GbpUsd Although the potential bullish flag pattern we pointed out yesterday was ruled out by a break lower (thankfully without first triggering our long entry), the lack of notable economic events at the start of this week has still kept GBPUSD confined to a mere 90 pip range thus far (between 1.5780 –1.5870). Bulls should be encouraged by last week’s close above the weekly cloud cover (which had contained GBPUSD for over 2 years), so we still expect any dips to be met with eager buyers. The 1.5745 pivot level acts as first support now, followed by 1.5600-15 (22 & 23 Sep lows as well as lower edge of current uptrend channel). Further supports clutter the downside at 1.5586 (50-day moving average), the major 1.5490 level which has acted as a reliable pivot since the end of August, and 1.5450 (the 15 Sep low). On the topside, the 10 Aug high at 1.5910 is buttressed by trendline resistance at 1.5940, but we believe that the key level of note is the 1.6000 barrier which should cap any rally on the first challenge.

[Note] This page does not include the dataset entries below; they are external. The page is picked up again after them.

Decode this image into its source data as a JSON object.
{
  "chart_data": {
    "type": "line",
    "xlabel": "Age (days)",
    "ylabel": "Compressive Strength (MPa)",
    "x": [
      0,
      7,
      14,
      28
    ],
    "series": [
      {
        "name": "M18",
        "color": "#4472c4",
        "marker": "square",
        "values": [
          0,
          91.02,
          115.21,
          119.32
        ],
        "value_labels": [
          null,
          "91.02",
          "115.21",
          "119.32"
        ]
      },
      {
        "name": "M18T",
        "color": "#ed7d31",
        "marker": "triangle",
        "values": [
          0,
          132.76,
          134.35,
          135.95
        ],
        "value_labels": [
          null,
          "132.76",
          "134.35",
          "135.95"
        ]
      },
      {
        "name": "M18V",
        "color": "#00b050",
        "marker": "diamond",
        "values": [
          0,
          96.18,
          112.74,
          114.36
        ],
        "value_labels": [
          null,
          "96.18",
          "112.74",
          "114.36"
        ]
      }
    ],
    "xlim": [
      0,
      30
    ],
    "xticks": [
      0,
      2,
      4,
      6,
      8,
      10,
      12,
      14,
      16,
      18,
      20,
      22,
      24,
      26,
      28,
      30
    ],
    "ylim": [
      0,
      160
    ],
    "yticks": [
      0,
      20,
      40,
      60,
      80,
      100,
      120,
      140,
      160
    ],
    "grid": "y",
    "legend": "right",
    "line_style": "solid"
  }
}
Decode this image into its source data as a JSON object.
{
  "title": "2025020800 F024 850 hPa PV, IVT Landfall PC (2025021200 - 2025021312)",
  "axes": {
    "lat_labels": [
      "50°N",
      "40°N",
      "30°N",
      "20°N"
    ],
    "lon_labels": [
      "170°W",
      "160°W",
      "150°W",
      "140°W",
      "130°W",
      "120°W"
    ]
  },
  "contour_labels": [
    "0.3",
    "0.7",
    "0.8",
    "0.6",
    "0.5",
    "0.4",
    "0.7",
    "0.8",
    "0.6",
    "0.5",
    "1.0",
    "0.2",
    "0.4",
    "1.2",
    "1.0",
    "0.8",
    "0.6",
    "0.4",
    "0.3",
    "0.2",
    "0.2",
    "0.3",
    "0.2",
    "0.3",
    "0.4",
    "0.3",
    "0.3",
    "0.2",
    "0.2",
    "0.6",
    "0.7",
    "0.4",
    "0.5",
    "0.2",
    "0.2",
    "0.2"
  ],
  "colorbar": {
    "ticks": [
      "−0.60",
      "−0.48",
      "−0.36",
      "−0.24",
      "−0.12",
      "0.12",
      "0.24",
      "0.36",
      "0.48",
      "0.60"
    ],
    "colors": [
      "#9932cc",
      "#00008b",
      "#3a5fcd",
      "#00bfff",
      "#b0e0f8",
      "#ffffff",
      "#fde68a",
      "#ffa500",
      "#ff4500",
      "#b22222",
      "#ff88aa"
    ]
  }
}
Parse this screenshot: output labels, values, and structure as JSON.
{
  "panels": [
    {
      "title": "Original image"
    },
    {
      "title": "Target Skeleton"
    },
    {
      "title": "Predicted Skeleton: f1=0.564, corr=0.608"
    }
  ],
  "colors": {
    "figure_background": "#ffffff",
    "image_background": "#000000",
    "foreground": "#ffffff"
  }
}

UsdJpy It’s as if USDJPY’s price action is magnetically sticking to the path carved out by the former 3-month downtrend line, with the bears continuing to weigh down on anaemic rallies, keeping the pair close to the lows of 84.11. The back side of the former 3-month downtrend channel (challenged a couple of times over the past week) is now 84.20 –but as we previously stated in yesterday’s report, the unrelenting downward pressure on USDJPY makes us skeptical it will hold out much longer, and so we expect another collapse to 82.87 (2010 low) in due course. Even if we are wrong and some force (most likely the BoJ) manages to propel the pair higher, expect 85.20-40 to act as a decent first resistance level, followed by 85.90 (ceiling of supply since mid-August), 86.50 (5 Aug high), 86.90, and 88.07.
UsdChf Not much change in USDCHF over the past 24 hours. The bearish triangle we are playing is still on course for our 0.9730 target (after hitting a low of 0.9780 in Friday), but in the very short term it looks like the bears are taking a break which has allowed the pair to recover back towards 0.9870-75 resistance. There is still the opportunity for a small inverse head and shoulders pattern to become activated on the hourly chart if we see a break above the neckline at 0.9875; should it be triggered, we would estimate a squeeze on shorts taking us to 0.9960 levels (calculated as the height of the “head” applied to the neckline). Rallies are no doubt going to struggle against fierce selling ahead of parity and we still feel that the downside offers the path of least resistance, so we would add to shorts up towards 1.0000 where our position would then be protected by resistance at 1.0120 (20 Sep high), 1.0185 (17 Sep ceiling), then 1.0278 (10 Sep high) and 1.0340 (last seen on 24 Aug).